31st. To my accounts, wherein at last I find them clear and right; but to my great discontent do find that my gettings this year have been 573l. less than my last: it being this year in all but 2986l.; whereas, the last, I got 3560l. And then again my spendings this year have exceeded my spendings the last, by 644l.: my whole spendings last year being but 509l.; whereas this year it appears I have spent 1154l. which is a sum not fit to be said that ever I should spend in one year, before I am master of a better estate than I am. Yet, blessed be God! and I pray God make me thankful for it, I do find myself worth in money, all good, above 6200l.: which is above 1800l. more than I was the last year. Thus ends this year of publick wonder and mischief to this nation. Publick matters in a most sad condition; seamen discouraged for want of pay, and are become not to be governed: nor, as matters are now, can any fleet go out next year. Our enemies, French and Dutch, great, and grow more by our poverty. The Parliament backward in raising, because jealous of the spending of the money; the City less and less likely to be built again, every body settling elsewhere, and nobody encouraged to trade. A sad, vicious, negligent Court, and all sober men there fearful of the ruin of the whole kingdom this next year; from which, good God deliver us! One thing I reckon remarkable in my own condition is, that I am come to abound in good plate, so as at all entertainments to be served wholly with silver plates, having two dozen and a half.

JANUARY 2, 1666-7. My wife up, and with Mrs. Pen to walk in the fields to frost-bite themselves. I find the Court full of great apprehensions of the French, who have certainly shipped landsmen, great numbers at Brest; and most of our people here guess his design for Ireland. We have orders to send all the ships we can possible to the Downes, every day bringing us news of new mutinies among the seamen; so that our condition is like to be very miserable.

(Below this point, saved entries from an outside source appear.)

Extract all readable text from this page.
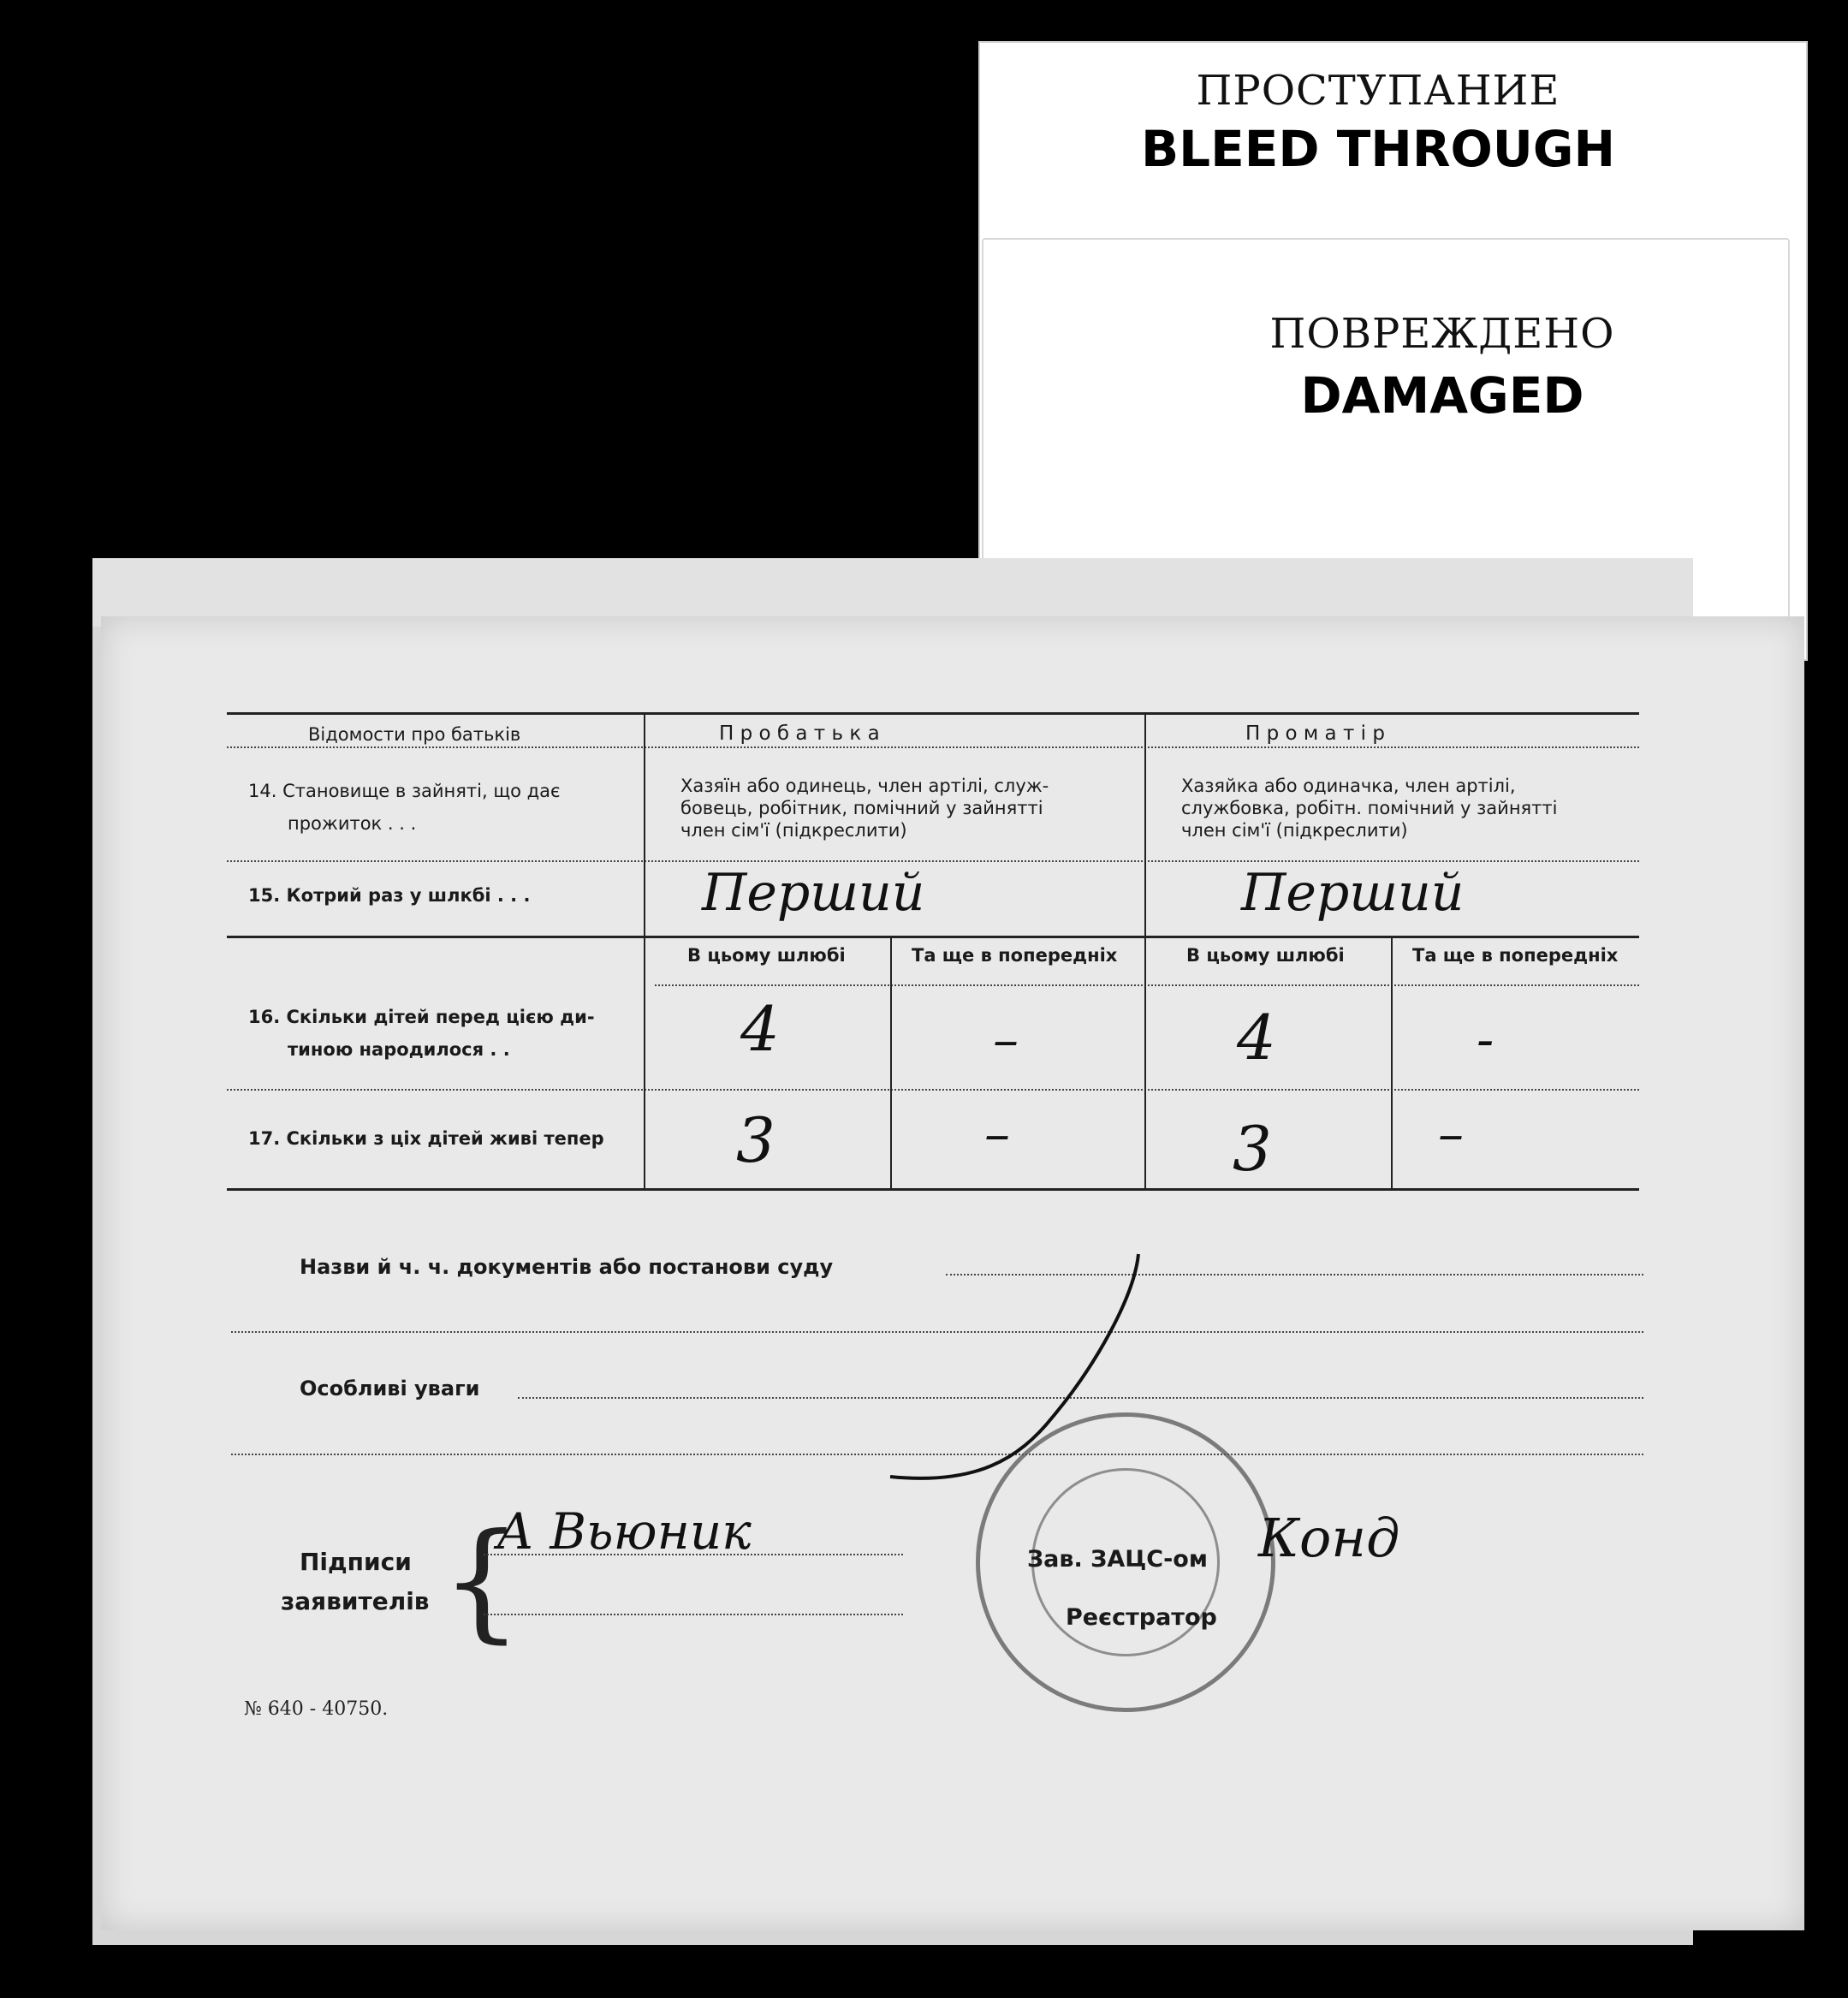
ПРОСТУПАНИЕ
BLEED THROUGH
ПОВРЕЖДЕНО
DAMAGED
Відомости про батьків	П р о б а т ь к а	П р о м а т і р
14. Становище в зайняті, що дає
прожиток . . .
Хазяїн або одинець, член артілі, служ-
бовець, робітник, помічний у зайнятті
член сім'ї (підкреслити)
Хазяйка або одиначка, член артілі,
службовка, робітн. помічний у зайнятті
член сім'ї (підкреслити)
15. Котрий раз у шлкбі . . .	Перший	Перший
В цьому шлюбі	Та ще в попередніх	В цьому шлюбі	Та ще в попередніх
16. Скільки дітей перед цією ди-
тиною народилося . .	4	–	4	-
17. Скільки з ціх дітей живі тепер 3	–	3	–
Назви й ч. ч. документів або постанови суду
Особливі уваги
Підписи
заявителів {
А Вьюник	Зав. ЗАЦС-ом Конд
Реєстратор
№ 640 - 40750.
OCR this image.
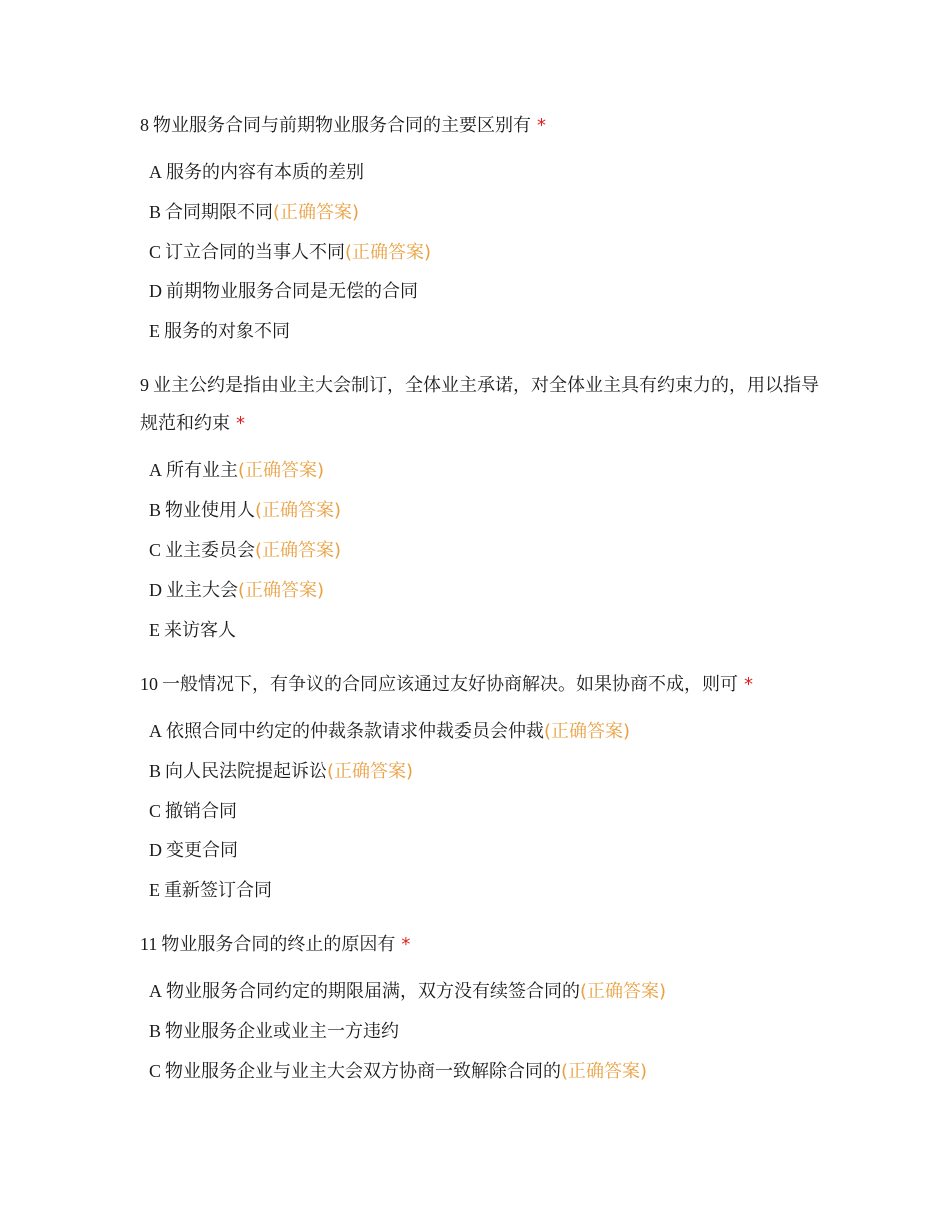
8 物业服务合同与前期物业服务合同的主要区别有 *

A 服务的内容有本质的差别
B 合同期限不同(正确答案)
C 订立合同的当事人不同(正确答案)
D 前期物业服务合同是无偿的合同
E 服务的对象不同

9 业主公约是指由业主大会制订，全体业主承诺，对全体业主具有约束力的，用以指导规范和约束 *

A 所有业主(正确答案)
B 物业使用人(正确答案)
C 业主委员会(正确答案)
D 业主大会(正确答案)
E 来访客人

10 一般情况下，有争议的合同应该通过友好协商解决。如果协商不成，则可 *

A 依照合同中约定的仲裁条款请求仲裁委员会仲裁(正确答案)
B 向人民法院提起诉讼(正确答案)
C 撤销合同
D 变更合同
E 重新签订合同

11 物业服务合同的终止的原因有 *

A 物业服务合同约定的期限届满，双方没有续签合同的(正确答案)
B 物业服务企业或业主一方违约
C 物业服务企业与业主大会双方协商一致解除合同的(正确答案)
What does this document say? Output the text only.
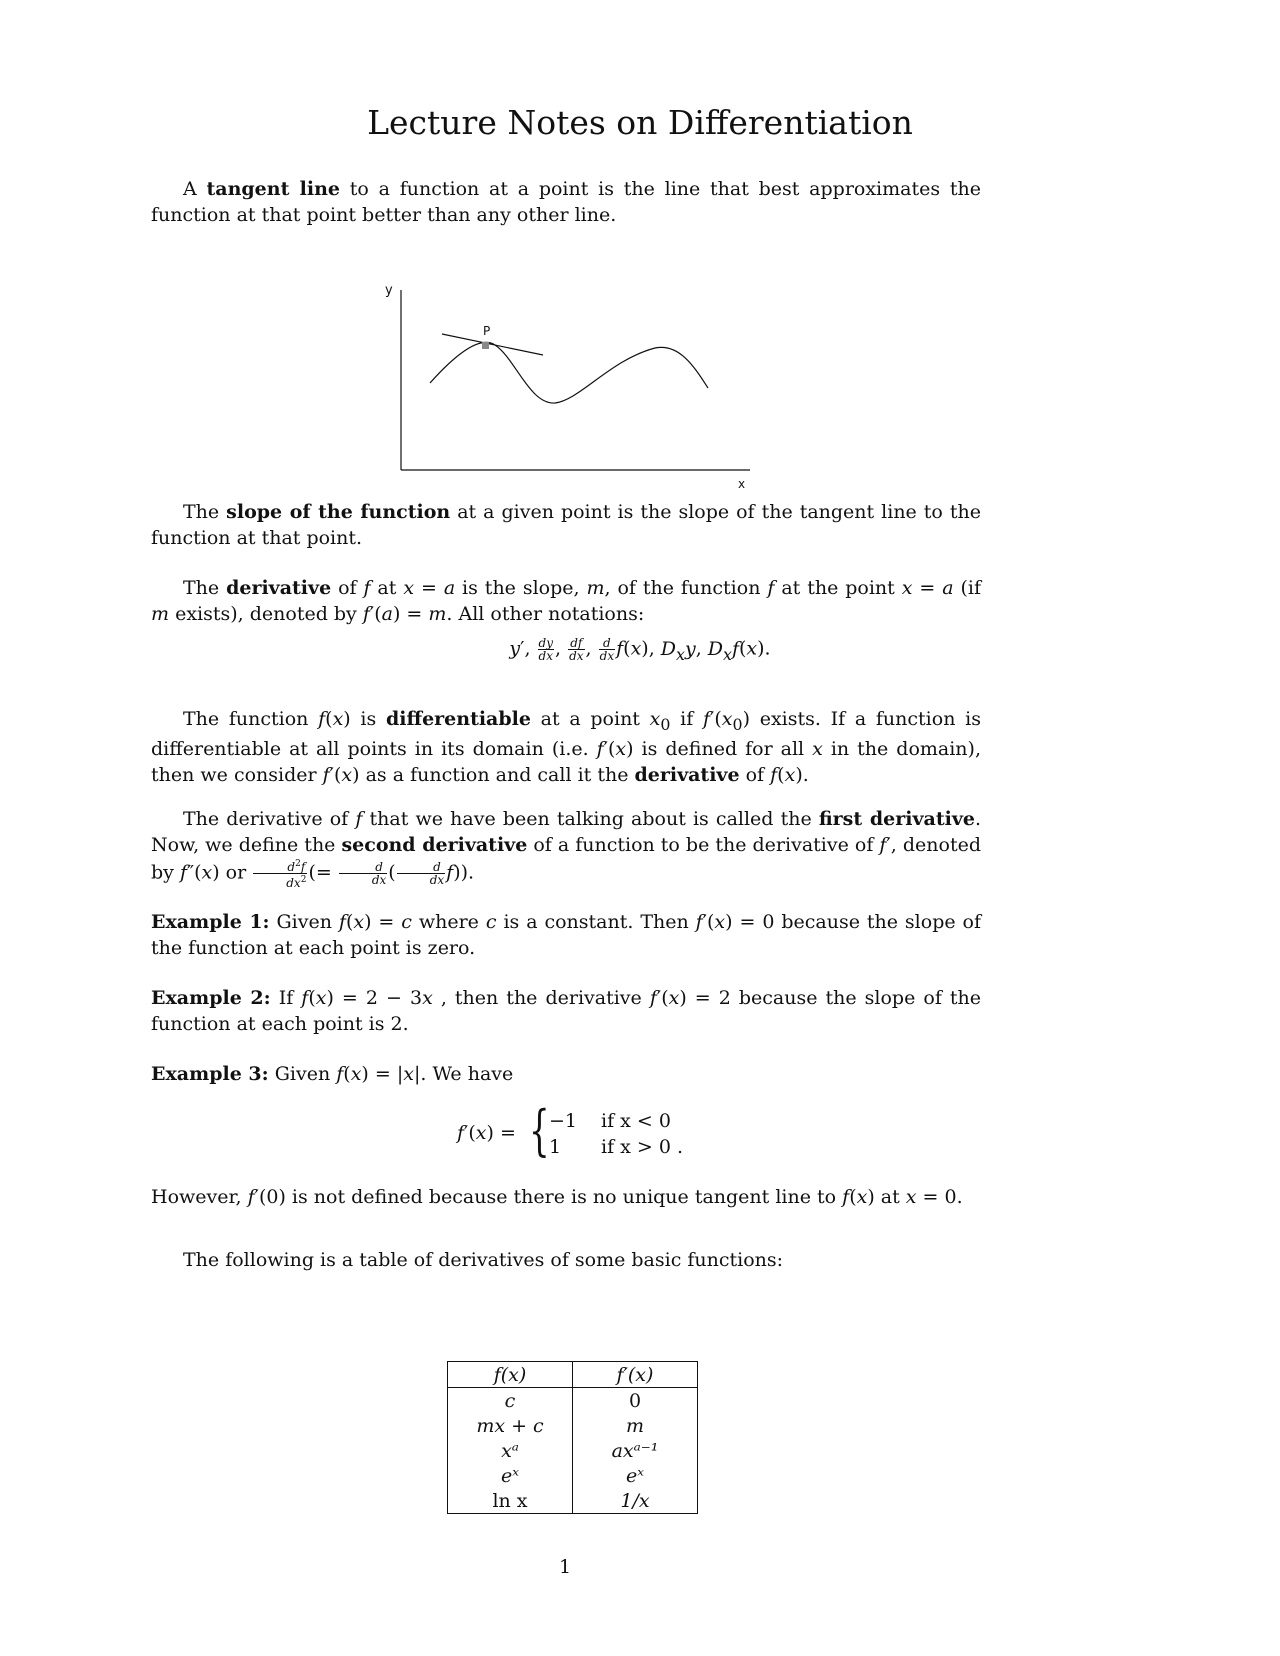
Lecture Notes on Differentiation
A tangent line to a function at a point is the line that best approximates the function at that point better than any other line.
y
x
P
The slope of the function at a given point is the slope of the tangent line to the function at that point.
The derivative of f at x = a is the slope, m, of the function f at the point x = a (if m exists), denoted by f′(a) = m. All other notations:
y′, $\frac{dy}{dx}$ , $\frac{df}{dx}$ , $\frac{d}{dx} f(x)$, $D_xy$, $D_xf(x)$.
The function f(x) is differentiable at a point $x_0$ if $f'(x_0)$ exists. If a function is differentiable at all points in its domain (i.e. f′(x) is defined for all x in the domain), then we consider f′(x) as a function and call it the derivative of f(x).
The derivative of f that we have been talking about is called the first derivative. Now, we define the second derivative of a function to be the derivative of f′, denoted by f″(x) or $\frac{d^2f}{dx^2}$ (= $\frac{d}{dx}$ ( $\frac{d}{dx} f$)).
Example 1: Given f(x) = c where c is a constant. Then f′(x) = 0 because the slope of the function at each point is zero.
Example 2: If f(x) = 2 − 3x , then the derivative f′(x) = 2 because the slope of the function at each point is 2.
Example 3: Given f(x) = |x|. We have
f′(x) = { −1 if x < 0
1 if x > 0 .
However, f′(0) is not defined because there is no unique tangent line to f(x) at x = 0.
The following is a table of derivatives of some basic functions:
f(x)	f′(x)
c	0
mx + c	m
xᵃ	axᵃ⁻¹
eˣ	eˣ
ln x	1/x
1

Mr. George Montagu tells me of the King displeasing the House of Commons by evading their Bill for examining Accounts, and putting it into a Commission, though therein he hath left out Coventry and --[A blank in the MS.], and named all the rest the Parliament named, and all country Lords, not one Courtier: this do not please them. He finds the enmity almost over for my Lord Sandwich. Up to the Painted Chamber, and there heard a conference between the House of Lords and Commons about the Wine Patent; which I was exceeding glad to be at, because of my hearing exceeding good discourses, but especially from the Commons; among others Mr. Swinfen, and a young man, one Sir Thomas Meres: [Knight, M.P. for Lincoln, made a Commissioner of the Admiralty 1679.] and do outdo the Lords infinitely. Alone to the King's house, and there saw "The Custome of the Country," [A tragi-comedy, by Beaumont and Fletcher.] the second time of its being acted, wherein Knipp does the Widow well; but of all the plays that ever I did see, the worst, having neither plot, language, nor any thing in the earth that is acceptable; only Knipp sings a song admirably.